A particle moving with an initial velocity $ u\, ms^{-1} $ is retarded by a force at the rate of $ a = - k \sqrt v $ . where $ K $ is a positive constant and $ v $ is the instantaneous velocity.
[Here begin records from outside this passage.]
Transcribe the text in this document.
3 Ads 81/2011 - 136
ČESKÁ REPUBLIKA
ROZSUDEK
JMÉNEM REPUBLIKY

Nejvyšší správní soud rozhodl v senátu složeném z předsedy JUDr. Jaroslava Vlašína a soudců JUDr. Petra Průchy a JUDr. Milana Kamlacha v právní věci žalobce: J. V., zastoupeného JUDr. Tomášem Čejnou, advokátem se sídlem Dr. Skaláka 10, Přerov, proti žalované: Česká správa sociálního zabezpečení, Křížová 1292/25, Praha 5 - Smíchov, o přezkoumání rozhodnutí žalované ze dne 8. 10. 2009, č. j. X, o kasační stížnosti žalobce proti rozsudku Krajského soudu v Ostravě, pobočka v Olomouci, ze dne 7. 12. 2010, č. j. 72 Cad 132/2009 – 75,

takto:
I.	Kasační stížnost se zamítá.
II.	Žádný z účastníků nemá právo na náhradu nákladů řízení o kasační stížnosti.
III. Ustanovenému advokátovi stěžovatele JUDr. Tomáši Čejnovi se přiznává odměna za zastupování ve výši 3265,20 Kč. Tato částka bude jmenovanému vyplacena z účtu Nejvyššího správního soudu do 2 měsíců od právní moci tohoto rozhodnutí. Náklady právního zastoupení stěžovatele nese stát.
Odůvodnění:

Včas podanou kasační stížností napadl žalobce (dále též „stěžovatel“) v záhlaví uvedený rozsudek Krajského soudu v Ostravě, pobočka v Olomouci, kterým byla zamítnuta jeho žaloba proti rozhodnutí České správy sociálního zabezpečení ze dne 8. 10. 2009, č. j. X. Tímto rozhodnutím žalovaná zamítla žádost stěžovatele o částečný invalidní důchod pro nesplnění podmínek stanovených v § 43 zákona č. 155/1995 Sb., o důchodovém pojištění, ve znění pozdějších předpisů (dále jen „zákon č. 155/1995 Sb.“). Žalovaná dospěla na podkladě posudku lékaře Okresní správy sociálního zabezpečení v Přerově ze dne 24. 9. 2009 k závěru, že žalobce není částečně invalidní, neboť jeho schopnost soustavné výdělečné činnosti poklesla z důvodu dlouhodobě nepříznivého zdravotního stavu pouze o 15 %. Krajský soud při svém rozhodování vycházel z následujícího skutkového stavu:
The particle comes to rest in a time given by

• A. $ \frac{2\sqrt u}{k} $
• B. $ k\sqrt u $
• C. $ \frac{\sqrt u}{k} $
• D. $ \frac{\sqrt u}{2k} $

Answer 1

Answer: (A)

Given, $a = -k \sqrt{v}$
or $a = \frac{dv}{dt} = -k \sqrt{v} \,\,[\because \frac{dx}{dt} = v]$
or $ dv = -k \sqrt{v} dt$
or $\frac{dv}{\sqrt{v}} = - kdt$
Integration will yield
$\int\limits_{u}^{v} \frac{dv}{\sqrt{v}} = \int\limits_{0}^{t} -kdt $
$\left[2\sqrt{v}\right]_{u}^{v} = -k\left[t\right]_{0}^{t}$
$ 2\left(\sqrt{v} -\sqrt{u}\right) = -kt $
$\therefore $ Particle comes to rest, so final velocity $v =0$
and $ -2\sqrt{u} = -kt $
$ \Rightarrow t = \frac{2\sqrt{u}}{k}$